Locational perspectives are especially important in certain categories of projects. There should be a ranking of ease of doing business for different industries in different states, and credit risk accordingly assessed. While this may ruffle some feathers, in the long run there would be a virtuous impact on the business climate. The need for such rating is clear given the differential levels of incentives as well as hurdles faced by different companies in different regions, especially in the fields of metals and mining as well as road and port development. Many times locational hurdles are related to certain genuine concerns related to environmental impact of projects; bank financing may, therefore, be made conditional on independent environmental analysis prior to full scale credit release.
Banks are now being encouraged to fund startups. While a special financial institution, MUDRA, has been established, the case of startup financing is not one of a uniform financial prescription. Some startups which are technology oriented require funds for experimentation, laboratory analysis or licensing while some which are application oriented require funds for beta testing of products etc., In some cases, it could be better to fund the incubators and research parks, and let them undertake the task of allocating financial support to their constituent ventures. Extending the philosophy further, bank finance may be made available to special vehicles such as alternative investment funds etc., which can have a cascading and ripple effect on more startups.

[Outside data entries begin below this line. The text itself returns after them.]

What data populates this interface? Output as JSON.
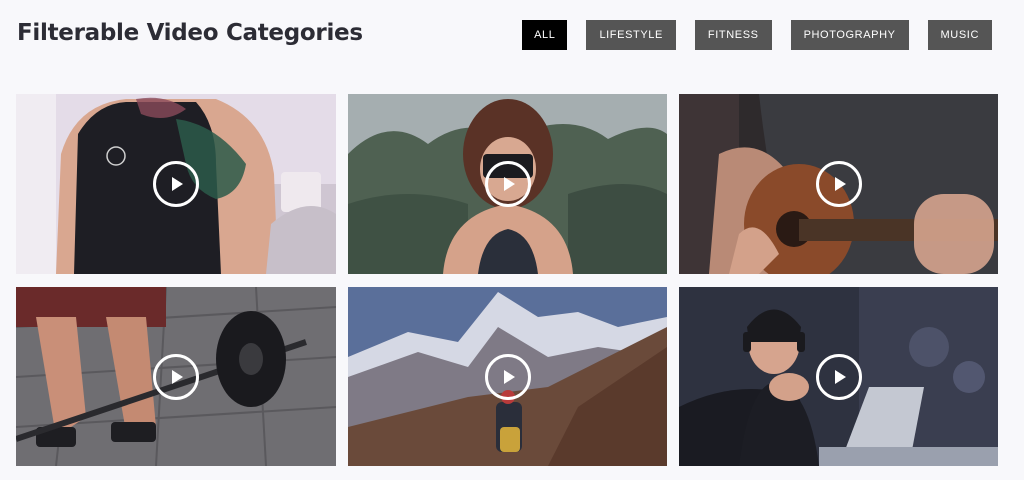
{
  "page": {
    "title": "Filterable Video Categories"
  },
  "filters": [
    {
      "label": "ALL",
      "active": true
    },
    {
      "label": "LIFESTYLE",
      "active": false
    },
    {
      "label": "FITNESS",
      "active": false
    },
    {
      "label": "PHOTOGRAPHY",
      "active": false
    },
    {
      "label": "MUSIC",
      "active": false
    }
  ],
  "videos": [
    {
      "scene": "tattooed woman with mug"
    },
    {
      "scene": "woman holding camera"
    },
    {
      "scene": "man playing acoustic guitar"
    },
    {
      "scene": "weightlifter with barbell"
    },
    {
      "scene": "hiker facing snowy mountains"
    },
    {
      "scene": "man with headphones at laptop"
    }
  ],
  "icons": {
    "play": "play-icon"
  },
  "colors": {
    "filter_active": "#000000",
    "filter_default": "#555555",
    "title": "#2c2c35"
  }
}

If in spite of the best possible diligence and management, ventures turn bad, they should be addressed through the endgame mechanisms. The endpoint, of course is the insolvency and bankruptcy which hopefully will be addressed efficiently and effectively by the new Law. Prior to that, the options of CDR and SDR must still exist and be effectively deployed. However, unlike leaving all the reins in the very same promoters and managements, CDR and SDR must be mandatorily accompanied by high quality turnaround plans developed by truly independent agencies, infusion of fresh professional talent and restructuring of boards. All of these measures, including technology and business development as per turnaround plans, would cost significant additional money but are worthy of inclusion in the CDRs and SDRs. Banks must appreciate that not all turnarounds can be achieved just by cost compression!
As this blog post brings out, maintaining solvency is far more important to the economy than solving insolvency. At the core of India Inc’s deemed insolvency riddle are two fundamental reasons: a propensity to bank oneself (through overwhelming debt) to bankruptcy, and secondly, a reluctance to take objective and competent professional help (before it is too late) to turn things around. Hopefully, there will be a better appreciation of these two factors, by the banks as well as companies, going forward.